Zeb, shaken by his experience at the Battle of Shiloh, decides to desert at the suggestion of a wayward Confederate soldier (Russ Tamblyn). In the process, they stumble onto a late-night discussion between Generals Grant (Harry Morgan) and Sherman (John Wayne). Both play the kind of weary soldiers that are Ford’s stock and trade, one wishing Morgan had made more appearances for the director. Grant contemplates stepping down. The newspapers blame his command for the elongation of the war, citing the general’s drinking. Departing would be good politics. There is in the sequence a concern between reputation and reality, between the public’s need for decisive action and the reality of leading a campaign.
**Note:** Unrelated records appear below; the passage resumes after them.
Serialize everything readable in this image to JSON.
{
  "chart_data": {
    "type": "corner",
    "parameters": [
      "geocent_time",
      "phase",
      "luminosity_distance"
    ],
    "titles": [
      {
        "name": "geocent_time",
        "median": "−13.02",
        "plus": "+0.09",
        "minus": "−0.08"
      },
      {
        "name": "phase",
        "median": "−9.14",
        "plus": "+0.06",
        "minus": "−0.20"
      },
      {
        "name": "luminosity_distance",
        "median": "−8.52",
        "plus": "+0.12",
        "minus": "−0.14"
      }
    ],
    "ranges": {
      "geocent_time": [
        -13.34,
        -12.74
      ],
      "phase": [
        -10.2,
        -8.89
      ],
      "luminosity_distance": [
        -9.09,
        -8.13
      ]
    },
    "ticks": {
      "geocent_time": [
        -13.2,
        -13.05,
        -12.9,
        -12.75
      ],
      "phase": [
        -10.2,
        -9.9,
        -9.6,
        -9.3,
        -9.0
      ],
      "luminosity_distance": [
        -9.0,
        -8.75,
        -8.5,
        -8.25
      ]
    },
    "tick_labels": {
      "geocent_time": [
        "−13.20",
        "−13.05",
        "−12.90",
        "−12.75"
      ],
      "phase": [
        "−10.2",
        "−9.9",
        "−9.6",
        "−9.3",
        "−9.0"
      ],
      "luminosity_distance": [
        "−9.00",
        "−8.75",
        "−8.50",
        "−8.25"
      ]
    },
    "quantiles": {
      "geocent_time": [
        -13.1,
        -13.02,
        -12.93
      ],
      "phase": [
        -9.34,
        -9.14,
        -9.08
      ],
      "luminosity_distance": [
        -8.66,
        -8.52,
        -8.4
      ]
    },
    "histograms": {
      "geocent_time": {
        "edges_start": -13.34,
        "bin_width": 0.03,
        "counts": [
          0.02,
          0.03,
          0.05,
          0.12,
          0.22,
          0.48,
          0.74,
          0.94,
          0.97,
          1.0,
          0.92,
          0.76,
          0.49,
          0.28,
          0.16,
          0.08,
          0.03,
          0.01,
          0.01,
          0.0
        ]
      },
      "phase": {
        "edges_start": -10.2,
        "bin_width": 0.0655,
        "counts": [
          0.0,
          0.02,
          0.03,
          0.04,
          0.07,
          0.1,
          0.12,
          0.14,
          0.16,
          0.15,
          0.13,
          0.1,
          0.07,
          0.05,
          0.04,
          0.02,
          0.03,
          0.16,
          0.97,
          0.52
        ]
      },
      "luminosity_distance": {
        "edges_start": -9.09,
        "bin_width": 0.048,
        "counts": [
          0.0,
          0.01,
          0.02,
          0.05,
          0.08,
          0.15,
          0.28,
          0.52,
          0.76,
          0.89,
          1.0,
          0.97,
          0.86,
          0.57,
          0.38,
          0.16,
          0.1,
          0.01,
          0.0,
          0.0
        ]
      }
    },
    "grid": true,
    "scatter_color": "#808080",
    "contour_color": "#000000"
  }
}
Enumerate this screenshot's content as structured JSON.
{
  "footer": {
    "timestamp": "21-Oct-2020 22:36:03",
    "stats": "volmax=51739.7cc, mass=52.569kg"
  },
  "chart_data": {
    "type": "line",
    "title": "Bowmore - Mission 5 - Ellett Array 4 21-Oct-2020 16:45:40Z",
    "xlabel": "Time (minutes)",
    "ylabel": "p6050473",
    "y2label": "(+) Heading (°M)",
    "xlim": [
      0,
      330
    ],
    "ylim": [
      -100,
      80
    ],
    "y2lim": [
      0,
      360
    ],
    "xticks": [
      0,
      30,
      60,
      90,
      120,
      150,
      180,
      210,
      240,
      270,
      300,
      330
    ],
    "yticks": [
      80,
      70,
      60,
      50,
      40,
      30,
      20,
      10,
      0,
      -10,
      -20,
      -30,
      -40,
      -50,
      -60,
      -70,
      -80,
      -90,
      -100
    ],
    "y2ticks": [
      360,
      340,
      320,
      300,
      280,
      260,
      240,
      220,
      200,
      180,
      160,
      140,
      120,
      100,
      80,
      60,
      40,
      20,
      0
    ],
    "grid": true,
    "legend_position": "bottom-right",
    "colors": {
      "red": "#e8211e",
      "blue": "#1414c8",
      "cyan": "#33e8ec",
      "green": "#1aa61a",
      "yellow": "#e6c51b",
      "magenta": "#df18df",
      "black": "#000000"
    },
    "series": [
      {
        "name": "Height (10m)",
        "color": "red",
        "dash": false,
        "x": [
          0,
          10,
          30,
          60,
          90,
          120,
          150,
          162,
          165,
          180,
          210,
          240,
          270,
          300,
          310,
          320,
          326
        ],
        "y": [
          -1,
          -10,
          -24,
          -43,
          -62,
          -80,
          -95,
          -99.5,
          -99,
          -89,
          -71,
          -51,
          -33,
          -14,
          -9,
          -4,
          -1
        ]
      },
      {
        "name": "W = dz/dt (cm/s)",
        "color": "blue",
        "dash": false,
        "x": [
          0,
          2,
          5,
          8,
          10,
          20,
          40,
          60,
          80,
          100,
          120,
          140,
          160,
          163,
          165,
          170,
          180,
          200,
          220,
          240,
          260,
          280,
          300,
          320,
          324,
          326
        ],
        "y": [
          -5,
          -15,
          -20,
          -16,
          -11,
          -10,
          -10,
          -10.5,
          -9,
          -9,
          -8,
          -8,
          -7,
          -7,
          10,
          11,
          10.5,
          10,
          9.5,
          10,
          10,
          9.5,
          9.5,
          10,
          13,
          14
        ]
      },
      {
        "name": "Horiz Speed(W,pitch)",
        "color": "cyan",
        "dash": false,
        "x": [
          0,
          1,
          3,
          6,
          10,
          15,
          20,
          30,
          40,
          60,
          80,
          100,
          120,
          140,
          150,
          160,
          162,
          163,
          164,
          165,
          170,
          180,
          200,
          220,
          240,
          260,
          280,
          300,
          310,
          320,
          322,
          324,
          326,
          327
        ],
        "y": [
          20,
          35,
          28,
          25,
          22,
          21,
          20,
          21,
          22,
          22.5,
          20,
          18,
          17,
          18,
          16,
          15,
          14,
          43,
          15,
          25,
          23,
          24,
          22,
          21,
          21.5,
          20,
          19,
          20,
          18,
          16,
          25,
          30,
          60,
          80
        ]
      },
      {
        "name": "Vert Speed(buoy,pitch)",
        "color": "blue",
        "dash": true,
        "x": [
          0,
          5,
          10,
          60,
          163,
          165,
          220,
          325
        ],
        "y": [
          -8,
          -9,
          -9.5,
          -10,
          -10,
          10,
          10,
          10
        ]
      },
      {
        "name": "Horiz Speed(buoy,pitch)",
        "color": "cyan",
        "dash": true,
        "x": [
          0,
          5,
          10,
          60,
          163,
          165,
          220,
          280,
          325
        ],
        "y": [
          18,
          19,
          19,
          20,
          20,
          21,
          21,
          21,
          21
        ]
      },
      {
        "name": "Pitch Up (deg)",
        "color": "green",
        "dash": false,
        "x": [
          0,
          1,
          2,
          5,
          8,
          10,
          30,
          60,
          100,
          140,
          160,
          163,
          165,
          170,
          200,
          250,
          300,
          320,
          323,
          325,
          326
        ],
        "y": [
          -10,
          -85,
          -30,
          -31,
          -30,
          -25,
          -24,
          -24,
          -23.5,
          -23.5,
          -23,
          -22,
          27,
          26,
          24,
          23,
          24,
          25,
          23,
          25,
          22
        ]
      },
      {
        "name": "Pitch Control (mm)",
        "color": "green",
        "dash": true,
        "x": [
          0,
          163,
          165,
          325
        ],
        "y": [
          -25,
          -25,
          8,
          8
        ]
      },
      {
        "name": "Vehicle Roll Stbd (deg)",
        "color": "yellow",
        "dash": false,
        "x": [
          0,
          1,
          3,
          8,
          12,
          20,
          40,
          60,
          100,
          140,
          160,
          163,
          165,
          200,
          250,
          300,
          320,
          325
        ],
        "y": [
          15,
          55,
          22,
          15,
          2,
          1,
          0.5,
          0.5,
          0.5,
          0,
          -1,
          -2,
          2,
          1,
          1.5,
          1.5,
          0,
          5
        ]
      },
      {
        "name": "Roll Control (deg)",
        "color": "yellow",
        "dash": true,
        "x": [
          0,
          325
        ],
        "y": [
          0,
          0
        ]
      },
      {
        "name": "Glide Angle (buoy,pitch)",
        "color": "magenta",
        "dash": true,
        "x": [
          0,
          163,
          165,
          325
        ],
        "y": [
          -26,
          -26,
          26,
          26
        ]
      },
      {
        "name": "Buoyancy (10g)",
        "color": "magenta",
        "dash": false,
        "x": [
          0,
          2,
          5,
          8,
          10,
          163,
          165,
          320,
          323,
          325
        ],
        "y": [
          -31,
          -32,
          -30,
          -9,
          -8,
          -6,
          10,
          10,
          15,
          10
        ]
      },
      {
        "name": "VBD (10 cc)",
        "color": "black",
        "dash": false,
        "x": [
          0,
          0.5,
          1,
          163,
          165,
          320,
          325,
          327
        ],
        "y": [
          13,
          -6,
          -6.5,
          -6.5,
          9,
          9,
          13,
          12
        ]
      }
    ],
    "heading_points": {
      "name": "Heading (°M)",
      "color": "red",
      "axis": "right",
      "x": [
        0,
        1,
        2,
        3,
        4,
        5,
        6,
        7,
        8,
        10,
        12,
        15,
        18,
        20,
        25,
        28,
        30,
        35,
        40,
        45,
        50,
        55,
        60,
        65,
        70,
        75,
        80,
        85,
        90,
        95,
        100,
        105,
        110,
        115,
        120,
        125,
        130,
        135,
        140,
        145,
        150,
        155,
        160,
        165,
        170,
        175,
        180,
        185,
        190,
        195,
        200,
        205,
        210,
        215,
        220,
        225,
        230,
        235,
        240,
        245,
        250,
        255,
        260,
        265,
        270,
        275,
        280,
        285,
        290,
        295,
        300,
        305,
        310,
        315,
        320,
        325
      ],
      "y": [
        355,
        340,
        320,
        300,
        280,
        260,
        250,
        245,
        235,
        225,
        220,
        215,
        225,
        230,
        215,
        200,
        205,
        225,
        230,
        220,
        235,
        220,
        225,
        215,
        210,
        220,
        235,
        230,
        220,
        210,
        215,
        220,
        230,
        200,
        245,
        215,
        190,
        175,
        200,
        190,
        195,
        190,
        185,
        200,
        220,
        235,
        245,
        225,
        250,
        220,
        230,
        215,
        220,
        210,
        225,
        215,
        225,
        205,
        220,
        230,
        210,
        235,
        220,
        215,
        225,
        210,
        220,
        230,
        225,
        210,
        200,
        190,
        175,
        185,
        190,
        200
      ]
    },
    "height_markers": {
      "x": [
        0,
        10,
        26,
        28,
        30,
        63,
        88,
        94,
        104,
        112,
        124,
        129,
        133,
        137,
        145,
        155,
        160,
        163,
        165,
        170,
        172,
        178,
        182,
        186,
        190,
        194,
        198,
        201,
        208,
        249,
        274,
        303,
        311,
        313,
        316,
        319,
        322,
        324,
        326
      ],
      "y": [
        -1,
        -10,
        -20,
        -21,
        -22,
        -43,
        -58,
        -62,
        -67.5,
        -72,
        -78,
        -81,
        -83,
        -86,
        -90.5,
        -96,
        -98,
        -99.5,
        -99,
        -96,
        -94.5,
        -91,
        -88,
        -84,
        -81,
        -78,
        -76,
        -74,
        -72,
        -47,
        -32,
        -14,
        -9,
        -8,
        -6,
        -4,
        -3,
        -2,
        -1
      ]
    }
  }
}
On that reality, Zeb admits: “Ain’t much glory in looking at a man with his guts hanging out.” The Western, by its nature, cannot act on this. The deserting Confederate soldier takes aim at Grant, the ineluctable logic of conflict, a call towards his own sense of duty, superseding the horror of his previous experience. Zeb kills the soldier and returns home a hero. However, his mother having died during his absence, he quickly sets himself back onto the trail. What makes Zeb to wander is not so much an inability to enter communal life, but rather the insatiable need for adventure, his own contributions to Manifest Destiny.
The West was won, according to Hathaway, “when the law took over.” This is demonstrated in the final chapter. Zeb, now a marshal, is confronted by Charlie Gant (Eli Wallach), whose brother he killed in a gunfight. Hathaway again uses darker complexions to indicate menace. Gant and his “galloping gunshot boys” (one imagines them “whooping it up”) are foils to Zeb, the final obstacle to his settlement in the West. Another local marshal, Lou Ramsey (Lee J. Cobb) is eager to prevent further bloodshed. If, however, the marshals can catch Gant committing a crime, any such violence would be justified. “The law,” says Zeb, “I’m gonna use the law.” Zeb can both carry out his office and save his hide by himself employing state-sanctioned violence.
As an example of studio glut, How the West Was Won is laudable. The trio of veteran directors deserve credit for maintaining an overstretched coherence. It is also illustrative of a national imagination at ease with violence as principal mode of articulation. The Western lives by that dictum “to speak softly and carry a big stick.” While the film is more loquacious than many Westerns, it nonetheless organises itself around the gun. Americans continue to live and die by it. In the absence of any robust thinking about freedom, independence is construed as the pursuit of property. Independence as Westward expansion, as the building of homesteads and, in the coda, concrete arteries connecting avenues of commerce. How the West Was Won has more to do with John Wayne playing a Green Beret than it does The Wild Bunch. But these all articulate the American imaginary.